Medical equipment benefits under Humana Gold Choice H8145-084 (PFFS) include durable medical equipment, prosthetics, and medical supplies covered with a 20% coinsurance and no copay. Diabetic supplies are covered with a 10% to 20% coinsurance and no copay, while diabetic therapeutic shoes and inserts require a $10 copay and coinsurance.
Diagnostic and radiological services are covered by Humana Gold Choice H8145-084 (PFFS), featuring no copay or coinsurance for lab services, and a $0 to $50 copay with no coinsurance for diagnostic tests. Diagnostic radiological services require a copay starting at $0, outpatient X-rays have no copay, and therapeutic radiological services require a minimum $40 copay and 20% coinsurance.
Home health services are covered by Humana Gold Choice H8145-084 (PFFS) with no copay and no coinsurance.
Cardiac Rehabilitation Services are offered by Humana Gold Choice H8145-084 (PFFS) with no coinsurance, and while some services are covered, several key treatments are not covered.
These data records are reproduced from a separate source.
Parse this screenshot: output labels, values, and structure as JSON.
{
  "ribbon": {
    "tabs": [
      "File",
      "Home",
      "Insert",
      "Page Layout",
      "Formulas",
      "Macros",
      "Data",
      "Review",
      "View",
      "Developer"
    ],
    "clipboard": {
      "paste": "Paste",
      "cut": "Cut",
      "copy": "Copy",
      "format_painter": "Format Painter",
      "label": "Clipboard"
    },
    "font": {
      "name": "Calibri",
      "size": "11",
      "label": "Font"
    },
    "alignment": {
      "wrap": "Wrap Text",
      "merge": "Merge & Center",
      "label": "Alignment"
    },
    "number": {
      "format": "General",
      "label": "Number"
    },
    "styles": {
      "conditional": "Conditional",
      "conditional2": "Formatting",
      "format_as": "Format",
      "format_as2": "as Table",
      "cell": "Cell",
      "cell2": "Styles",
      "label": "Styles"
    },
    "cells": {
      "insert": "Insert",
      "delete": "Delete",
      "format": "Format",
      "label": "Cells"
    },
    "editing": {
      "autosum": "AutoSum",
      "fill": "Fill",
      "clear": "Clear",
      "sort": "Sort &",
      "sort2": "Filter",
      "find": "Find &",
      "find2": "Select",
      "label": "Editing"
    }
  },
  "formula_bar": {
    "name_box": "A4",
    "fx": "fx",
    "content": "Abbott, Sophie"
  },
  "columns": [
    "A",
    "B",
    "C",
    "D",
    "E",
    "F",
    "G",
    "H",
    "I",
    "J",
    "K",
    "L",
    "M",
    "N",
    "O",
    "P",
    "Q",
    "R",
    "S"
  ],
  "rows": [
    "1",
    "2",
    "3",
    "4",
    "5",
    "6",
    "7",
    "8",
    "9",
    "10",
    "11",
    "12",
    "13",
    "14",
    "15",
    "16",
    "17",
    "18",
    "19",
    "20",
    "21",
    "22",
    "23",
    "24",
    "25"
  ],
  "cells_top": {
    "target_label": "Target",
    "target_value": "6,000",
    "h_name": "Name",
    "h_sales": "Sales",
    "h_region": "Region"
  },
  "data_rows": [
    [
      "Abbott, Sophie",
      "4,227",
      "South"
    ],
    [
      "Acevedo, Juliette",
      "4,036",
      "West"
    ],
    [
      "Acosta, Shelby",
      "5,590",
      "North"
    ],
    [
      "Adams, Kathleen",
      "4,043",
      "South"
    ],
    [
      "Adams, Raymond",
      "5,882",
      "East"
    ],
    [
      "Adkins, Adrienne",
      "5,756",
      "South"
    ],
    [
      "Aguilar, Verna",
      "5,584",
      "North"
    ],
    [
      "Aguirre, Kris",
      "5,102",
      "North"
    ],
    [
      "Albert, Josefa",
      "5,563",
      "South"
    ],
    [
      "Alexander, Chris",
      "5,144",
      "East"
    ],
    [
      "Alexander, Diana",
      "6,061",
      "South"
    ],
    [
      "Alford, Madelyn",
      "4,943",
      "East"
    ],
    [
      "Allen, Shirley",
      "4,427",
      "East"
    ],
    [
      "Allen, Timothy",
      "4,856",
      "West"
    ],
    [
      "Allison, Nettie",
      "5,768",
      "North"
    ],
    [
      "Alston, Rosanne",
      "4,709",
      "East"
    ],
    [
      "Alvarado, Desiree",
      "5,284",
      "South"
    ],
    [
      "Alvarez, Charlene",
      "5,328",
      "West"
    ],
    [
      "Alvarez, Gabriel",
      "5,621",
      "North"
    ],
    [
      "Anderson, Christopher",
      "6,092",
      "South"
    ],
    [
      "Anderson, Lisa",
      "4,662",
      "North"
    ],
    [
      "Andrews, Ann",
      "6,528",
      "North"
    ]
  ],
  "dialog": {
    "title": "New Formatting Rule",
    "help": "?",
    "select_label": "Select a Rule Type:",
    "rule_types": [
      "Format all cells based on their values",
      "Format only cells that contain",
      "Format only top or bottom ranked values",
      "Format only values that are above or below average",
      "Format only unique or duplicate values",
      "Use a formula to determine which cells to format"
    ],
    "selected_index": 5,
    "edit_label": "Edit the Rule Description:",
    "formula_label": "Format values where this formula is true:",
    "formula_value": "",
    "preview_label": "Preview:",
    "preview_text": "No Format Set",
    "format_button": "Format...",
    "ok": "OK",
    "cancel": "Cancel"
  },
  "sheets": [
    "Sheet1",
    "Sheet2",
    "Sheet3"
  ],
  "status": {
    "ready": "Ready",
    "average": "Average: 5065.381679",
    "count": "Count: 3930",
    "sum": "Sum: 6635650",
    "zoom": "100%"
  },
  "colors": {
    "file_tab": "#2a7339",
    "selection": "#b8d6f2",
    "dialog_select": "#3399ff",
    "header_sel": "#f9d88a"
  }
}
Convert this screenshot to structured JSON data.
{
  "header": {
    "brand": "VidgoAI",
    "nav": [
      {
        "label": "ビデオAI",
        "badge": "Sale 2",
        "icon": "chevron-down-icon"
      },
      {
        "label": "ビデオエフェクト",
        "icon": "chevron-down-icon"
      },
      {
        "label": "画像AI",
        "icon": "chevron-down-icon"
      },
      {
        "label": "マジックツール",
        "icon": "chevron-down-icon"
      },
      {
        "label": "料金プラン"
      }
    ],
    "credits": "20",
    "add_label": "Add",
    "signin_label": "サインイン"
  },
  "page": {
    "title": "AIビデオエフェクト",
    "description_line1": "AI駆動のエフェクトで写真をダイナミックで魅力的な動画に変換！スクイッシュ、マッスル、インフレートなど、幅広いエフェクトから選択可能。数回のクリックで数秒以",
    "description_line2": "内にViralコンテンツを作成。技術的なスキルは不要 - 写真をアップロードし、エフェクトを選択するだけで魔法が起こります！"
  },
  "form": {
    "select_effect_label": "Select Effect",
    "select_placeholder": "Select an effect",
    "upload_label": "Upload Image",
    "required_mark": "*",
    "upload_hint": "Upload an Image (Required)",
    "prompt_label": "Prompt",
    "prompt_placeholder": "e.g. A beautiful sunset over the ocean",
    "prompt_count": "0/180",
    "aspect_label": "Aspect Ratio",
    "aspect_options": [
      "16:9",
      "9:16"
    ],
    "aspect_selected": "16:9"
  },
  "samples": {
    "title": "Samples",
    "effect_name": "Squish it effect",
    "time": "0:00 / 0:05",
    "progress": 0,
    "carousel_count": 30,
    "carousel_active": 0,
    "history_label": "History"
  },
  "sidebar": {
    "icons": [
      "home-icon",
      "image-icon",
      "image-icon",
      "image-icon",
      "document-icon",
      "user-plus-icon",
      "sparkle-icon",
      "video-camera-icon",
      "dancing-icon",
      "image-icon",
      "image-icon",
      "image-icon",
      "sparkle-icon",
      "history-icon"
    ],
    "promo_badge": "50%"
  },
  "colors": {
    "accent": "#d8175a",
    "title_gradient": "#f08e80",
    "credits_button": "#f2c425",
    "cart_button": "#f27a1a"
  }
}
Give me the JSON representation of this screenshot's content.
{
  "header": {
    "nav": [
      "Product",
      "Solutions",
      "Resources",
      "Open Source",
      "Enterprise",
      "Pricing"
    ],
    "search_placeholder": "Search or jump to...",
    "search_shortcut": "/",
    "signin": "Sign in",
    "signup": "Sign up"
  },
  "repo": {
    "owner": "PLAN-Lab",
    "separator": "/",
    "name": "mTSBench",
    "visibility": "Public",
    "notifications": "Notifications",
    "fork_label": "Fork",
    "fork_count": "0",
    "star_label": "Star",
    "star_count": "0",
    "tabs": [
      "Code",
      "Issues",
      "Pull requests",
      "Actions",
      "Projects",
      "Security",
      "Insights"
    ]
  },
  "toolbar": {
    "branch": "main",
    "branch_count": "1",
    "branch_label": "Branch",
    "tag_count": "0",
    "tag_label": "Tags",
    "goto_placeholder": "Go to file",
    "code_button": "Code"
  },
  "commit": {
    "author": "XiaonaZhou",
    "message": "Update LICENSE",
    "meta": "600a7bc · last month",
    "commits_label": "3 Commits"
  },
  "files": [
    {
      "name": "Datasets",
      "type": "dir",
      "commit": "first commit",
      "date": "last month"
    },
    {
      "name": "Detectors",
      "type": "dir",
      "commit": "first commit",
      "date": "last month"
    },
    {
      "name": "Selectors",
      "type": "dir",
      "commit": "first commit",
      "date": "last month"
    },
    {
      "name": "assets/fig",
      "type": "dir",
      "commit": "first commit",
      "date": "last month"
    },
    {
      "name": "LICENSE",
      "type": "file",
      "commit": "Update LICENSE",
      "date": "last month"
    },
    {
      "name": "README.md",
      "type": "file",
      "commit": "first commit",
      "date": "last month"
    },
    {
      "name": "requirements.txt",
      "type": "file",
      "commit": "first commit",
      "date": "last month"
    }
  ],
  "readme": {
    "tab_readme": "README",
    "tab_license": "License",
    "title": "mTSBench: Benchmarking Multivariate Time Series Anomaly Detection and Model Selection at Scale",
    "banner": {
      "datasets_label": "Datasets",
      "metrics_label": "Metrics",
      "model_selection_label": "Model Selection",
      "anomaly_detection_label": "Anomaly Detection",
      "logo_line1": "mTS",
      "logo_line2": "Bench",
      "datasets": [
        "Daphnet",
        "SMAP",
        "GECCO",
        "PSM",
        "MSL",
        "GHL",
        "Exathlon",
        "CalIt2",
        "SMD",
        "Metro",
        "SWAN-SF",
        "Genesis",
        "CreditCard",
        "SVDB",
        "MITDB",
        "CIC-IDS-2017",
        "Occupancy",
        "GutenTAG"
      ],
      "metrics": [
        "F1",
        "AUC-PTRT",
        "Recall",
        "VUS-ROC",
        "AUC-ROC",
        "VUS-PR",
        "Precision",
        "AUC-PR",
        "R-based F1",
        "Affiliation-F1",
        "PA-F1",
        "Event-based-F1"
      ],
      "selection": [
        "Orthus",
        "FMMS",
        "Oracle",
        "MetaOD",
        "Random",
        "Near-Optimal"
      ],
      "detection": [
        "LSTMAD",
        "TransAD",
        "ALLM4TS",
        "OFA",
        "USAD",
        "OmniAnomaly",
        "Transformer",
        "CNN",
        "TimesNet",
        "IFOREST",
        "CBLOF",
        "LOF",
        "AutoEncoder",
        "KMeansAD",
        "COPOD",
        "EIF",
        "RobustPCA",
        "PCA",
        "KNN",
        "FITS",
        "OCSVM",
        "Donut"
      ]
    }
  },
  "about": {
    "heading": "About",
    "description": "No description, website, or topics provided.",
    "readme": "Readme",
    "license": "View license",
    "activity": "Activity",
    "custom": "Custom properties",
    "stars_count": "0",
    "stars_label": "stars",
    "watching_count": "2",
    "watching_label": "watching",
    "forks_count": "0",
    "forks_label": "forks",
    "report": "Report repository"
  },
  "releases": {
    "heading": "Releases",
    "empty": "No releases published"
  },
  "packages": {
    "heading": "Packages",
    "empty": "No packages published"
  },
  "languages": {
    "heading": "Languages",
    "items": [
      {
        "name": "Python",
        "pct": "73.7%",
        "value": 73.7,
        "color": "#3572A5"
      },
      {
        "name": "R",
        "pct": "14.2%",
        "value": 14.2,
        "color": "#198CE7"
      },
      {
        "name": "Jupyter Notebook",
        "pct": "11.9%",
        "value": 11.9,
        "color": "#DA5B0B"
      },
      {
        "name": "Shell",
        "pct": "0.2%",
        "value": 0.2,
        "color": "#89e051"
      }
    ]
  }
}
Specifically, standard cardiac rehabilitation, intensive cardiac rehabilitation, pulmonary rehabilitation, and supervised exercise therapy (SET) for peripheral artery disease (PAD) are not covered, carrying copays between $15 and $20.
Humana Gold Choice H8145-084 (PFFS) covers Skilled Nursing Facility (SNF) services with no coinsurance, offering no copay for days 1 through 20 and a $218 daily copay for days 21 through 100. A prior three-day inpatient hospital stay is not required for admission, though additional days beyond the standard 100 Medicare-covered days are not covered.
Humana Gold Choice H8145-084 (PFFS) partially covers other services, offering acupuncture for a $40.00 copay and no coinsurance up to 20 treatments per year. Over-the-counter (OTC) items and chronic illness meal benefits are also covered with no copay and no coinsurance, though certain other supplemental services are not covered.